RPC客户端工厂TransportClientFactory

TransportClientFactory是创建TransportClient的工厂类。TransportContext的createClientFactory方法可以创建TransportClientFactory的实例

/**   * Initializes a ClientFactory which runs the given TransportClientBootstraps prior to returning   * a new Client. Bootstraps will be executed synchronously, and must run successfully in order   * to create a Client.   */  public TransportClientFactory createClientFactory(List<TransportClientBootstrap> bootstraps) {    return new TransportClientFactory(this, bootstraps);  }  public TransportClientFactory createClientFactory() {    return createClientFactory(Lists.<TransportClientBootstrap>newArrayList());  }

可以看到，TransportContext中有两个重载的createClientFactory方法，它们最终在构造TransportClientFactory时都会传递两个参数：TransportContext和TransportClientBootstrap列表。TransportClientFactory构造器的实现如代码所示。

 public TransportClientFactory(      TransportContext context,      List<TransportClientBootstrap> clientBootstraps) {    this.context = Preconditions.checkNotNull(context);    this.conf = context.getConf();    this.clientBootstraps = Lists.newArrayList(Preconditions.checkNotNull(clientBootstraps));    this.connectionPool = new ConcurrentHashMap<>();    this.numConnectionsPerPeer = conf.numConnectionsPerPeer();    this.rand = new Random();    IOMode ioMode = IOMode.valueOf(conf.ioMode());    this.socketChannelClass = NettyUtils.getClientChannelClass(ioMode);    // TODO: Make thread pool name configurable.    this.workerGroup = NettyUtils.createEventLoop(ioMode, conf.clientThreads(), "shuffle-client");    this.pooledAllocator = NettyUtils.createPooledByteBufAllocator(      conf.preferDirectBufs(), false /* allowCache */, conf.clientThreads());  }

TransportClientFactory构造器中的各个变量如下：

context：参数传递的TransportContext的引用。

conf：指TransportConf，这里通过调用TransportContext的getConf获取。

clientBootstraps：参数传递的TransportClientBootstrap列表。

connectionPool：针对每个Socket地址的连接池ClientPool的缓存。
connectionPool的数据结构较为复杂，为便于读者理解，这里以图来表示connectionPool的数据结构。

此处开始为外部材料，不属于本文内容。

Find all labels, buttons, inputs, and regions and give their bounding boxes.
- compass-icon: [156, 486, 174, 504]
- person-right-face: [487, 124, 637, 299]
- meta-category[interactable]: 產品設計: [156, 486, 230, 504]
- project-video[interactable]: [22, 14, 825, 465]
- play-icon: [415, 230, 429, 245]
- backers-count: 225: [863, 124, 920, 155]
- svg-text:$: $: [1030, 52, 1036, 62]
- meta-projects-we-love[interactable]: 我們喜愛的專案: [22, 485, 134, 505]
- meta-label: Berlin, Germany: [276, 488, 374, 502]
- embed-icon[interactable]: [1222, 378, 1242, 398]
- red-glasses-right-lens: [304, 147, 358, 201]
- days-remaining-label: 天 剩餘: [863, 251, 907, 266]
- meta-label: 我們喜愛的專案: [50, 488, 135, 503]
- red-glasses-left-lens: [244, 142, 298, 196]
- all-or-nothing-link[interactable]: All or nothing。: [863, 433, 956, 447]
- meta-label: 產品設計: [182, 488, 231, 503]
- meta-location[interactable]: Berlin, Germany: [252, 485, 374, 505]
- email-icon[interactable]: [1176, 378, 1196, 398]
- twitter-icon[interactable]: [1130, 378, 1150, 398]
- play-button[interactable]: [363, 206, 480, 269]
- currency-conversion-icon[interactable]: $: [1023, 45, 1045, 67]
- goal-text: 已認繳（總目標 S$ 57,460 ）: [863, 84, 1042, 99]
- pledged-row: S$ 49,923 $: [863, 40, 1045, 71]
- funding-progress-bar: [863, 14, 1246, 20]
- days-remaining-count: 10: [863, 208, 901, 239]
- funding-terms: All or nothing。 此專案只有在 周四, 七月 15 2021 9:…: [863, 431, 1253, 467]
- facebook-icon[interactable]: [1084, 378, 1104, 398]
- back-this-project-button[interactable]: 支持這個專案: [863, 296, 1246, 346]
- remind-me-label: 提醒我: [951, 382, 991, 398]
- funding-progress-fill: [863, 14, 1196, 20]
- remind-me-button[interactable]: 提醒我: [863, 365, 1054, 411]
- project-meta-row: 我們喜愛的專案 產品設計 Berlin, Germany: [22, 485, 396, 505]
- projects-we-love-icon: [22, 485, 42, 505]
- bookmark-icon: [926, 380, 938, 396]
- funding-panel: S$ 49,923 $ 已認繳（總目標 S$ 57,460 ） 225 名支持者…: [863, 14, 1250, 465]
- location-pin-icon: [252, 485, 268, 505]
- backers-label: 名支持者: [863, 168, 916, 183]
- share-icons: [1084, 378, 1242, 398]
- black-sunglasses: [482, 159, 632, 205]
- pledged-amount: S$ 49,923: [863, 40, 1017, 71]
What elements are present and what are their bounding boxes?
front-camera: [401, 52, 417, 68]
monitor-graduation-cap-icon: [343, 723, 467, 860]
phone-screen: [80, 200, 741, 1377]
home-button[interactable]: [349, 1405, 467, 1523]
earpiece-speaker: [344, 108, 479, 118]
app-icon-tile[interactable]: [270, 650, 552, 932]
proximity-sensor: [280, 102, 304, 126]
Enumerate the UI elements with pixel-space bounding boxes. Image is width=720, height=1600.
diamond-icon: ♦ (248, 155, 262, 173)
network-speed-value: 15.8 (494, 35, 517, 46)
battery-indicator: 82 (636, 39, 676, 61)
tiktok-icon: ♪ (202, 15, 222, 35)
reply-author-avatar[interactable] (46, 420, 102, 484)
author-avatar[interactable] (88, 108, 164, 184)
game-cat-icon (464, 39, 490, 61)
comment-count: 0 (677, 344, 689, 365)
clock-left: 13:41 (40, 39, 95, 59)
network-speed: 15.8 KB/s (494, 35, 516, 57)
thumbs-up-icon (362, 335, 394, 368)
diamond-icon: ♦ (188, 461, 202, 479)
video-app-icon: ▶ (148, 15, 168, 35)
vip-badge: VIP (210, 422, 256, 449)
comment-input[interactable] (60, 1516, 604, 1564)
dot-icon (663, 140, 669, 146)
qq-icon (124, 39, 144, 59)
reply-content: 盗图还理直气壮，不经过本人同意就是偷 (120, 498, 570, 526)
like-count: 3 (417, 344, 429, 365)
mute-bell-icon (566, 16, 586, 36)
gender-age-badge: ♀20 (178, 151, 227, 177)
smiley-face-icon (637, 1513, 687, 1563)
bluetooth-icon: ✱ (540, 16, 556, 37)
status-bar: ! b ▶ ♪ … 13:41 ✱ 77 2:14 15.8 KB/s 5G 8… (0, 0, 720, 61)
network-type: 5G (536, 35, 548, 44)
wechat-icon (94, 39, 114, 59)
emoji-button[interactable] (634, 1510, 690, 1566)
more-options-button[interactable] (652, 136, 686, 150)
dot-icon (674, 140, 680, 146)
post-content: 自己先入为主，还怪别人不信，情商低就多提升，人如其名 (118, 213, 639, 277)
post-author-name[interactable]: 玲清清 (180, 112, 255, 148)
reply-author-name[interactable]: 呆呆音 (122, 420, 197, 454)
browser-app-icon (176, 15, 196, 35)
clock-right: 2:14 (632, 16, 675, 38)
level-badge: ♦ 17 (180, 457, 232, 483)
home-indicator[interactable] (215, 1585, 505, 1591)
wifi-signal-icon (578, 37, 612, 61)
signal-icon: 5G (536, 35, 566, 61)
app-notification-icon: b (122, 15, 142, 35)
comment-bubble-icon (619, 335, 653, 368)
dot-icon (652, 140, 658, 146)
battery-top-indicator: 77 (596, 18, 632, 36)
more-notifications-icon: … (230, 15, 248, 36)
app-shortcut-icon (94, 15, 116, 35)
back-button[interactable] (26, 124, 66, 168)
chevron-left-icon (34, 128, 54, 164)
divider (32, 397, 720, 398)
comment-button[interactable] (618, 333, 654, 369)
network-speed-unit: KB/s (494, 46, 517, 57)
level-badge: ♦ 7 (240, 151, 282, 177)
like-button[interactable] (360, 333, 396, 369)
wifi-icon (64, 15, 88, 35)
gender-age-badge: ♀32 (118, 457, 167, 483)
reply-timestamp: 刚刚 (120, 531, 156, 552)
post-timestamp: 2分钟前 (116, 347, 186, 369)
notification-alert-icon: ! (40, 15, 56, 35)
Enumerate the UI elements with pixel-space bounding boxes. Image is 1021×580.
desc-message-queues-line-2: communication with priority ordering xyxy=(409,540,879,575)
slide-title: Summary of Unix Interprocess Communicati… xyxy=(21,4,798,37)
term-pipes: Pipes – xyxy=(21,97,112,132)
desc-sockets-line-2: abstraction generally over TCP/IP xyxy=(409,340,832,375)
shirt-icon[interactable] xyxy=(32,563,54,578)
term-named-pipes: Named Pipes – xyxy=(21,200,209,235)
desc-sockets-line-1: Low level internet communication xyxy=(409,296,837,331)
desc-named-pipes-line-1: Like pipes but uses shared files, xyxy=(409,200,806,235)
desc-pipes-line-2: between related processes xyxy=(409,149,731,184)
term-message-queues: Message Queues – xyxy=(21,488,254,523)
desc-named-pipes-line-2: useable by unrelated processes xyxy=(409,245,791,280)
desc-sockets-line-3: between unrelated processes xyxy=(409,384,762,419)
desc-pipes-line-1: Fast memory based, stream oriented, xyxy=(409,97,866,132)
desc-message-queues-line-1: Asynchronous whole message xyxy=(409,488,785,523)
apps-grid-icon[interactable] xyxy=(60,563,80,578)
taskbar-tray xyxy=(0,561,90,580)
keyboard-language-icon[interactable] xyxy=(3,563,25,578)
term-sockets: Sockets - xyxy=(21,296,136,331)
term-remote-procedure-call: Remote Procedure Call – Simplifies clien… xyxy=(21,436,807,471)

numConnectionsPerPeer：从TransportConf获取的key为“spark.+模块名+.io.num-ConnectionsPerPeer”的属性值。此属性值用于指定对等节点间的连接数。这里的模块名实际为TransportConf的module字段。Spark的很多组件都利用RPC框架构建，它们之间按照模块名区分，例如，RPC模块的key为“spark.rpc.io.numConnectionsPerPeer”。

#TransportConf中的 getConfKey 方法获取参数private String getConfKey(String suffix) {    return "spark." + module + "." + suffix;  }

rand：对Socket地址对应的连接池ClientPool中缓存的
TransportClient进行随机选择，对每个连接做负载均衡。

ioMode:IO模式，即从TransportConf获取key为“spark.+模块名+.io.mode”的属性值。默认值为NIO, Spark还支持EPOLL。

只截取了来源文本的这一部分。